Wars begin, and wars end. But when wars fail to launch, we can all breathe a collective sigh of relief. On this day in history, July 26, 1953, Fidel Castro led a failed attack on the Moncada Barracks. His goal? To spark a revolution in Cuba. As you’ll soon learn, July 26 has a way of ending major conflicts or smacking them down before they can begin.
Famous Historical Events
1678: England and the Netherlands signed a treaty that sent an ultimatum to France during the Franco-Dutch War, which had been raging in earnest since 1672.
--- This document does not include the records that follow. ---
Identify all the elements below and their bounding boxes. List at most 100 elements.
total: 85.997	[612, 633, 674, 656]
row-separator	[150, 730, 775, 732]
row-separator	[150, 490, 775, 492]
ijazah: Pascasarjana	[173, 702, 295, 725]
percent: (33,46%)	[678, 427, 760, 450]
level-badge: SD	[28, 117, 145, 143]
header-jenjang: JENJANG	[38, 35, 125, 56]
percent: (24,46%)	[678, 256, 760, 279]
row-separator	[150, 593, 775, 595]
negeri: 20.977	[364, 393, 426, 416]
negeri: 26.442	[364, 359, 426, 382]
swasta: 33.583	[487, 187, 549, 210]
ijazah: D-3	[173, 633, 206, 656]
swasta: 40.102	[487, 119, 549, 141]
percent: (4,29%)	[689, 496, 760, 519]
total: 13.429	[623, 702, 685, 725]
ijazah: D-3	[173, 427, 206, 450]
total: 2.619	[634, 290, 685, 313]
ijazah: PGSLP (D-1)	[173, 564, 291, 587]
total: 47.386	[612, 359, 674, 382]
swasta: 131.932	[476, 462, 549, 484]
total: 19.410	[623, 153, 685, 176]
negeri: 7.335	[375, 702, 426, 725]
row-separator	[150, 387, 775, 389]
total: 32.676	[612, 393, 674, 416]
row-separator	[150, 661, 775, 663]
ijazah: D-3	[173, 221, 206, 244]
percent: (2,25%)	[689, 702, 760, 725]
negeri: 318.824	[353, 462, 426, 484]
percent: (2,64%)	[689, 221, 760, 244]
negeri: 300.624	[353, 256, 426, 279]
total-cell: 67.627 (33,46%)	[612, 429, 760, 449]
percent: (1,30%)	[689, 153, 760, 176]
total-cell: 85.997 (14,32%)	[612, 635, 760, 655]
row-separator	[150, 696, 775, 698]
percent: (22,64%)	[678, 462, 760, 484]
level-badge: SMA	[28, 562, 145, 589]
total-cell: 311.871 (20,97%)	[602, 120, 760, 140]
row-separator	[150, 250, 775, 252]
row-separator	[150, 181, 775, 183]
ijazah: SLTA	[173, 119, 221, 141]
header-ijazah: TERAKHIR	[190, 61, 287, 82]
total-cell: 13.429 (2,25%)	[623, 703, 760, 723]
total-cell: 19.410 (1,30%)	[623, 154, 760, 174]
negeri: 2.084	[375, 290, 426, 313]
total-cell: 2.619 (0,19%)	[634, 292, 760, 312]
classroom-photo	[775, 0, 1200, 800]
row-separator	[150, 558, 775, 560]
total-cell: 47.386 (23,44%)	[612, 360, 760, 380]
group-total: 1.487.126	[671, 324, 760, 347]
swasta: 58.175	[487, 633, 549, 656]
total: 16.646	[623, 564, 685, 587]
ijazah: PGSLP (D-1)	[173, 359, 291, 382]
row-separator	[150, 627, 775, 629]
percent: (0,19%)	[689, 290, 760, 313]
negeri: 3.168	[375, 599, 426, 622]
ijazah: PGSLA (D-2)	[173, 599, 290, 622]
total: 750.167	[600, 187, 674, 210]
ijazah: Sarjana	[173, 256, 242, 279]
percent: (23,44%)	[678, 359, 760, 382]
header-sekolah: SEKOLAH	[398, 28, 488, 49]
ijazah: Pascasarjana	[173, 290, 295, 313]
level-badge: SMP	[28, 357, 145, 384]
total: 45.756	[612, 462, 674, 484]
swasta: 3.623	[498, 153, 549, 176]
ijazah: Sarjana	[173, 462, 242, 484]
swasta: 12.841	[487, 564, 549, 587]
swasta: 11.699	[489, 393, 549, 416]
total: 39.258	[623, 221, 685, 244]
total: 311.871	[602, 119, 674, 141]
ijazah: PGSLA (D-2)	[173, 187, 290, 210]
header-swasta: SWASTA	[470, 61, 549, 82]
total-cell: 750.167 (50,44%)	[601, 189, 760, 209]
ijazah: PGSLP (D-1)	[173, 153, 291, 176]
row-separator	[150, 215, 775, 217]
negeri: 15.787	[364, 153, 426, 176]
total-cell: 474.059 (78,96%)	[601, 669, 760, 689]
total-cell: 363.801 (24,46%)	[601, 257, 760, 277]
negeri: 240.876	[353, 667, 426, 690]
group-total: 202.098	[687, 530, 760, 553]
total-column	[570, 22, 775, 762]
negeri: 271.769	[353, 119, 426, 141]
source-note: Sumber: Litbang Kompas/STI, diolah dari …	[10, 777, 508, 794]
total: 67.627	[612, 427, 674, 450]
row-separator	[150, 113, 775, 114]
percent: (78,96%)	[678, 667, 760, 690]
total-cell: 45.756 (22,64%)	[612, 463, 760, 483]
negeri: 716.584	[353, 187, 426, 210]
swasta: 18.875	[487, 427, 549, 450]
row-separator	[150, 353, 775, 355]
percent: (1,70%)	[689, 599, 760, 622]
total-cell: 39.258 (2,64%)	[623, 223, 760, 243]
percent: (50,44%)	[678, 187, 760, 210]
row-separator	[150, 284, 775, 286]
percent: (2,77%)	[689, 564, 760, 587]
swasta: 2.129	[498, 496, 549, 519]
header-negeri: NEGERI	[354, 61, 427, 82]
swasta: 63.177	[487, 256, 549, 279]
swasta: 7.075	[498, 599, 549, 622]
1755: As we said, July 26 has it out for mischief and mayhem. On this day, that age in history, 30-year-old Giacomo Casanova is arrested in Venice, Europe’s “Sin City.” His crime? His actions were an affront to religion and common decency. He is subsequently imprisoned in the Doge’s Palace and tortured. But not one to be kept down and told what to do, Casanova plans a daunting escape from prison and is ultimately successful.
After spending years seducing men out of their money and women out of their petticoats, Casanova gives up his condom-inflating ways and decides to settle down to life as a quiet librarian, where he pens his memoirs. He died at age 74 after living a full and unconventional life.
1878: A poet and outlaw only known by the name of “Black Bart” steals a safe box from a Wells Fargo stagecoach. Later, the box is found, and when authorities opened it, all they saw was a taunting poem inside. What a buzzkill July 26 must have been for poor Wells Fargo, as they cried into a bag of money.
1945: The Potsdam Declaration is signed. It outlined the terms for Japan’s surrender in WWII. But of course, Japan didn’t get to sign it. China, the U.S., and the U.K. got to outline the terms of the surrender. Well, to the victor go the spoils as they say. Some of the terms outlined in the declaration included:
- Complete disarmament
- Occupation of some regions of Japan
- The creation of a “responsible government” in Japan
The declaration also claimed that Japan would not be destroyed as a nation, nor their people enslaved. But only if they agreed to the terms. Otherwise, the declaration ended with the rather medieval warning of “prompt and utter destruction of Japan” if they failed to surrender unconditionally.
1875: Carl Jung
Carl Jung was born in Switzerland on this day in history. He is one of the founding fathers of psychiatry and the founder of analytical psychology. He met Freud in 1907 for the first time in Vienna, Austria. Jung lived to be 85 years old.
1943: Mick Jagger
Mick Jagger was born on this day, 1943, and he is a founding member of one of the world’s most famous bands, The Rolling Stones. As one of the most influential people in the history of music, Jagger’s prolific career has spanned more than half a century. He still tours.
1984: Ed Gein
Ed Gein is one American’s most infamous and disgusting serial killers. He made trophies out of his victim’s skin and bones, and he is said to have been the inspiration for Norman Bates in the novel and movie “Psycho.” Too bad he lived to the ripe old age of 77.
What’s the takeaway for this day in history, July 26? Don’t try to start a war or affront religion and common decency in Venice.